The University of Lethbridge Art Gallery has changed considerably in recent years. Some of these changes are visible, such as the floor-to-ceiling renovation of the main gallery or the new look to our website and posters, while much of the transformation happens behind the scenes, such as updating our policies and procedures or shifting our reporting structure within the university. From my job as both Director and Curator of the Art Gallery, I balance working on the larger vision for the goals of the gallery with planning our exhibitions and programs. It is not important that visitors to the gallery see the connection between the events and the vision, but what does matter is that the exhibitions and other activities bring that vision to life and then inform the next phase of creating the goals and plans.
On first seeing Alison MacTaggart’s work, I recognized the beautiful fit between her interests, use of materials, and response to how visitors experience exhibition space and my own goals for the U of L Art Gallery. MacTaggart focuses on the relationships involved with communication – the artist communicating with the viewer, the personal relationship one has to objects meant to facilitate communication, and the possibilities as well as frustrations with language. Her works invite touch, raise questions, and encourage discussion. MacTaggart’s combination of addressing the ideas involved with communication while also encouraging dialogue resonates with the potential of the Art Gallery to be a forum for the exchange of ideas, a place of contemplation, and a site that supports interdisciplinary discussion.

Josephine Mills
Director/Curator

                              

                         

Artist Statement

Promising Objects is an exhibition that explores the dialogic relationship the viewer has to an artwork and the parallels between language and art. The works for the exhibition also correspond with my interest in inventors and artists and their respective quests to devise solutions to problems and ideas.

To guide the early stages of the work, I decided on three parameters derived directly from The Guide to Patents from the Canadian Intellectual Property Office . Each artwork or solution to my proposal to explore language and the dialogic must demonstrate novelty, utility and ingenuity. To demonstrate novelty, each artwork must be “new” in some way. It could be an improvement on a previous artwork or the first such object in the world. With regards to utility each artwork must “work” or have a “useful” function. For example, the artwork could be an apparatus or it could be a process or a method that invites participation. Who says art can’t be useful? To demonstrate ingenuity each artwork must be a development that would not have been obvious beforehand and it would elicit a “why-didn’t-I-think-of-that” reaction from other experts or artists in the field—a challenge indeed, to say the least.

The resulting works are embodied solutions to my proposed idea.

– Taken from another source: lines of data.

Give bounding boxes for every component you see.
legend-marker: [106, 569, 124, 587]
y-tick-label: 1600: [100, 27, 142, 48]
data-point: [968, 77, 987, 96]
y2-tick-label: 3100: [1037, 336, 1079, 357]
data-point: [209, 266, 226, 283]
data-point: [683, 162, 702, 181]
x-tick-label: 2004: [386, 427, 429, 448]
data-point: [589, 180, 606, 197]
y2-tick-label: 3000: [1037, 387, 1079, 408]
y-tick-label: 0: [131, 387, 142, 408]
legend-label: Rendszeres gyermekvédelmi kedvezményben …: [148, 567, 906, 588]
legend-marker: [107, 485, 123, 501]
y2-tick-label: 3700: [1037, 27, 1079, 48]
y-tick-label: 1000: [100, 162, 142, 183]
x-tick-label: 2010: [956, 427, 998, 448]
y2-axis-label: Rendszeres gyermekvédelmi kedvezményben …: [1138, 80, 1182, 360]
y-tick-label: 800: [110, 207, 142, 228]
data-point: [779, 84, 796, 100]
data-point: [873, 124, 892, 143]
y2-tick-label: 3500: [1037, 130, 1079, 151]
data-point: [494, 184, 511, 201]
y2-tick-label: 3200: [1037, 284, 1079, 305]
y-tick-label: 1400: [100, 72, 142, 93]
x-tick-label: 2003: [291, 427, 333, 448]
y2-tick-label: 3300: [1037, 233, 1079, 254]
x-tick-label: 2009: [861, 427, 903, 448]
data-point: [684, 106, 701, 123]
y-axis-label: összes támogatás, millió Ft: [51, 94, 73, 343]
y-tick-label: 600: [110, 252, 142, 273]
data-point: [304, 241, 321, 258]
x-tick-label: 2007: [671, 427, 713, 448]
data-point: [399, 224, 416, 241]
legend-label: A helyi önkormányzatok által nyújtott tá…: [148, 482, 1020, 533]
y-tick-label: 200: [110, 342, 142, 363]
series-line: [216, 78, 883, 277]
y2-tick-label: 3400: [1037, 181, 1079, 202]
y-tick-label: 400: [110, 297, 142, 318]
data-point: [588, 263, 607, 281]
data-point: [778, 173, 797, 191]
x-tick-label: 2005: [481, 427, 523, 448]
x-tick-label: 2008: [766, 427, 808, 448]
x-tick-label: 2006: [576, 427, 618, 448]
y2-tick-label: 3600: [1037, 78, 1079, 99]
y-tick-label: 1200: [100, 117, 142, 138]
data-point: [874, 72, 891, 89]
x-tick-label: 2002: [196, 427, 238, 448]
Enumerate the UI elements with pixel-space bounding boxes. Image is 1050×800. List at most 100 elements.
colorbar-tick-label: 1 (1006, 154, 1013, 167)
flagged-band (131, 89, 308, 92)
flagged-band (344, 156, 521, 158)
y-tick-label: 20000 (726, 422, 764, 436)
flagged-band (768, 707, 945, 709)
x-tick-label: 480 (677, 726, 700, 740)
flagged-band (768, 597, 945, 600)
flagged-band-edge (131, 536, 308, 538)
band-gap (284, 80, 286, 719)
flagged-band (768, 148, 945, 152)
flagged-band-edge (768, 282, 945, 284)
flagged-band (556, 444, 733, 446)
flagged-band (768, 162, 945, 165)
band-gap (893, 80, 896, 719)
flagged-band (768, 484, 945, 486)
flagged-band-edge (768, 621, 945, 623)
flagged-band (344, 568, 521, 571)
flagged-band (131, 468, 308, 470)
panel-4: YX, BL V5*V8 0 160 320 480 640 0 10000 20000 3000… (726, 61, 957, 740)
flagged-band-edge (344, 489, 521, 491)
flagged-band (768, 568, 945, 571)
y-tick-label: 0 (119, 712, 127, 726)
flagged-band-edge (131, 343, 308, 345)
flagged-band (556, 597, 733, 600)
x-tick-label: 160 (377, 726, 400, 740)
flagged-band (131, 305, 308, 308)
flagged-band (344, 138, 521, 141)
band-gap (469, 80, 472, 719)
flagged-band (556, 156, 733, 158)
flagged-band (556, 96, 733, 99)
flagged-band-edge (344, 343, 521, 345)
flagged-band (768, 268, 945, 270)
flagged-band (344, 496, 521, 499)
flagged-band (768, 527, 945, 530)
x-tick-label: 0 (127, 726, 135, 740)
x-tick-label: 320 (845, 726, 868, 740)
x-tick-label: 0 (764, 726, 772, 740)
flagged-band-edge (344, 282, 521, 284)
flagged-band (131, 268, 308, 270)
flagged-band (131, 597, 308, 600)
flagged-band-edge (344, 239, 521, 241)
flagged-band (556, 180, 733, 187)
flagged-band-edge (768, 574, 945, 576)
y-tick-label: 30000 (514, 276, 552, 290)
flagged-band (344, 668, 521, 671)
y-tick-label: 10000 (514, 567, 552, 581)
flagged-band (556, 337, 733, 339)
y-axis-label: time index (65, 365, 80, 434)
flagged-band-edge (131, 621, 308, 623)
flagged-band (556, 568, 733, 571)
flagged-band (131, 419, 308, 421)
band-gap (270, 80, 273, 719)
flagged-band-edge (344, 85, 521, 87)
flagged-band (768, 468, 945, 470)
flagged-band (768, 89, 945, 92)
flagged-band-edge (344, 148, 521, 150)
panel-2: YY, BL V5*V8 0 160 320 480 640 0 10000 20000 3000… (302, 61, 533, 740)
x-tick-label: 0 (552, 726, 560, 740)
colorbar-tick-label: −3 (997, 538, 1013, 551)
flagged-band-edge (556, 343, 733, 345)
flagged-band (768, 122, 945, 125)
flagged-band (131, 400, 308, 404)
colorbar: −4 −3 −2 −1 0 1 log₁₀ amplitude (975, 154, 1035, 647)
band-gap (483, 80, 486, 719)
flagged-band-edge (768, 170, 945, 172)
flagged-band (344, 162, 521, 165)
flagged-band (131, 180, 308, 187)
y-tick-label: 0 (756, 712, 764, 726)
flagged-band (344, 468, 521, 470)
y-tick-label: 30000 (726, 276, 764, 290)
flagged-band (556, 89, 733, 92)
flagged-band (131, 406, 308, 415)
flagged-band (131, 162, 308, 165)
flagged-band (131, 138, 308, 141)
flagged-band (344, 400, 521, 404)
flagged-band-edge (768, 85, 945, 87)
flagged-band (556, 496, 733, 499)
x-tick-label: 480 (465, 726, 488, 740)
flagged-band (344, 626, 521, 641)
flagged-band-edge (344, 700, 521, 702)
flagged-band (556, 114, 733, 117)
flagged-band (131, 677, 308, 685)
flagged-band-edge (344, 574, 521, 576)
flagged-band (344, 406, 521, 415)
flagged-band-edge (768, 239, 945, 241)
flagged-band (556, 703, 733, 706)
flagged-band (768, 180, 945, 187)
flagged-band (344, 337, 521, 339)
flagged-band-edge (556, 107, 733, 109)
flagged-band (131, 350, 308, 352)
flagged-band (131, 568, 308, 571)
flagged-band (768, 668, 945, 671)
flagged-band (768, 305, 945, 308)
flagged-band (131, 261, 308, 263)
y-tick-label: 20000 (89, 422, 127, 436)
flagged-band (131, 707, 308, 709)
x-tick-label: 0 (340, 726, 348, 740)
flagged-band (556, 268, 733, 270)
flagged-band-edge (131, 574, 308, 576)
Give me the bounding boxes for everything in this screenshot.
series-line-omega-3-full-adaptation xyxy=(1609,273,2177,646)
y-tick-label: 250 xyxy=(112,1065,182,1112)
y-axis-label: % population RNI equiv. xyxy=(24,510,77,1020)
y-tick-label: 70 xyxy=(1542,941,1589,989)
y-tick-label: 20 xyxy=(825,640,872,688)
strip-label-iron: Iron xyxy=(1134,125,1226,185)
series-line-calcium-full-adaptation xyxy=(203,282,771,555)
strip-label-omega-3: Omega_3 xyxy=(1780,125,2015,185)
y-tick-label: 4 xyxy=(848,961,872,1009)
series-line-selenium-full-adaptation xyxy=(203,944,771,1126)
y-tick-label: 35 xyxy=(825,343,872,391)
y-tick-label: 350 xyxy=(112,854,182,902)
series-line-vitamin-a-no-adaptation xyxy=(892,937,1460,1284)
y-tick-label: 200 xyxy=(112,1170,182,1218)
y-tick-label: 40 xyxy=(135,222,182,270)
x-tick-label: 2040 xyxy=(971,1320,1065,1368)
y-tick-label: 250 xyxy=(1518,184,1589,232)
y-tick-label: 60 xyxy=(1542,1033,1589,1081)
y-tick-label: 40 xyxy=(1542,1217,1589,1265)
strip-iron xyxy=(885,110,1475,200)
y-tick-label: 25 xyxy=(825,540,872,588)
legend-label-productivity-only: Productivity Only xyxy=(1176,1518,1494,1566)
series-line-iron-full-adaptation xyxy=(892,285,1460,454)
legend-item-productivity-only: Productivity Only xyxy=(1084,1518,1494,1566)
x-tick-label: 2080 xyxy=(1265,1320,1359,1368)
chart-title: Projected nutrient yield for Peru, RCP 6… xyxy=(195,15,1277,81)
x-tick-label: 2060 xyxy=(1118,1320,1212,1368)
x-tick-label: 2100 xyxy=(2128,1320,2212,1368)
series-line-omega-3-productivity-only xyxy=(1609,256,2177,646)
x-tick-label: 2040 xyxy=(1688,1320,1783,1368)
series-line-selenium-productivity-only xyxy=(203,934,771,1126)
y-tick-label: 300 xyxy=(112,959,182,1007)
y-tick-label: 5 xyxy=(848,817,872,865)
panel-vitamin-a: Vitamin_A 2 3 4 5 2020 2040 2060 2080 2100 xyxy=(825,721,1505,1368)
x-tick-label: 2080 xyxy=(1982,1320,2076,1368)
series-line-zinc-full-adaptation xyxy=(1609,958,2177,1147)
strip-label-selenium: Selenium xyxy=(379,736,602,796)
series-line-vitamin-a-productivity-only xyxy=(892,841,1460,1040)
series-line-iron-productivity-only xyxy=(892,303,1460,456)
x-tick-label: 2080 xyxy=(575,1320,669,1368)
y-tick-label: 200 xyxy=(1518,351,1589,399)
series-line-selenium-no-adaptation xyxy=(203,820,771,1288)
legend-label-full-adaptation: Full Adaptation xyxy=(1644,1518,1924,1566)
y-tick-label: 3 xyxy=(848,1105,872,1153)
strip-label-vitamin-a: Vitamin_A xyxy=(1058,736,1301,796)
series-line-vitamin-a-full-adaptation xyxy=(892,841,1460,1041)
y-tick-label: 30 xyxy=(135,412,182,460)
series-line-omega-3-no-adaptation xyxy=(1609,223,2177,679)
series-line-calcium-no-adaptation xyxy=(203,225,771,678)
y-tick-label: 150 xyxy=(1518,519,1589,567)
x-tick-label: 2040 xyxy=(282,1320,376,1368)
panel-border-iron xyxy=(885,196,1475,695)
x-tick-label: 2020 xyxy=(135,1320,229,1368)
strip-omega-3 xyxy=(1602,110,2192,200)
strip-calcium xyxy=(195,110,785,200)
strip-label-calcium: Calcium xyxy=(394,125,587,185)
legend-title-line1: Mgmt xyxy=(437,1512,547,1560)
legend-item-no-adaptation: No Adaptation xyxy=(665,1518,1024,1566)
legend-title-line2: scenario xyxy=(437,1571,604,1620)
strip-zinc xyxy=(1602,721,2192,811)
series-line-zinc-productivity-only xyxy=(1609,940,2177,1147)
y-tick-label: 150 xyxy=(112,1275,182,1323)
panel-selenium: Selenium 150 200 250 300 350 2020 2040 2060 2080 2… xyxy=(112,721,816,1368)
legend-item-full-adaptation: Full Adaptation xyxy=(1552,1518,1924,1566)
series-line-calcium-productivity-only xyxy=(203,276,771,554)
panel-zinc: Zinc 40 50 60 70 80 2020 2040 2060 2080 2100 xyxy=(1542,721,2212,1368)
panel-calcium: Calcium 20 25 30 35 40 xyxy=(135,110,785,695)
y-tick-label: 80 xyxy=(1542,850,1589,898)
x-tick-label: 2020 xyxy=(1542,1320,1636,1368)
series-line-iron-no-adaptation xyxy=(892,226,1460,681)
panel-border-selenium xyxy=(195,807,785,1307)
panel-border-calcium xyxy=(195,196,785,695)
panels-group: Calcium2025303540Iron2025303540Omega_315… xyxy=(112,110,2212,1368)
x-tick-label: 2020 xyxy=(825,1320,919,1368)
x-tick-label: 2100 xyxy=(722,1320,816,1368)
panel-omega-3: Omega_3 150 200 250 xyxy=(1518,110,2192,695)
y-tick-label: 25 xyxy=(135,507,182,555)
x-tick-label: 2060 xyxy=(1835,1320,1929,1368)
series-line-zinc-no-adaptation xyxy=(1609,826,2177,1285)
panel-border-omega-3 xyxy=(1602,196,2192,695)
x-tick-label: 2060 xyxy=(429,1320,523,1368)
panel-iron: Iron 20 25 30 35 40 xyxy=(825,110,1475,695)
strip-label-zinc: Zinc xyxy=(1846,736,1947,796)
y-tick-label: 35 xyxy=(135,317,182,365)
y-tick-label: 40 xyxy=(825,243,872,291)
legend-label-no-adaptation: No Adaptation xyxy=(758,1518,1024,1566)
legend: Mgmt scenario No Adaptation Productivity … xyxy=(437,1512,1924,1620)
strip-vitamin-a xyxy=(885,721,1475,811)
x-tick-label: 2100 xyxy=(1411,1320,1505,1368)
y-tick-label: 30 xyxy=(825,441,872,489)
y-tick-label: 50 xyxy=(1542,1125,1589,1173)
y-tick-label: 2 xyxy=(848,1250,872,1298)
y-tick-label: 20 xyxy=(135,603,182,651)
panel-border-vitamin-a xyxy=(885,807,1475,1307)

They make “vibratory” references to harmony and discordance, pitch, tone, amplification, elastic potential energy, and other forces and effects. They promise an encounter between the viewer(s) and the artwork, the viewer and his or herself, and the viewer and the artist by way of the artwork.

-Alison MacTaggart

Biography

Alison MacTaggart is a Vancouver-based artist whose conceptually inspired installation work bridges the disciplines of sculpture, drawing and writing. She completed her MFA in 2006 and has received awards and grants from the BC Arts Council, Social Sciences and Humanities Research Council, and the Canada Council for the Arts. She currently teaches at Kwantlen Polytechnic University in Surrey, BC.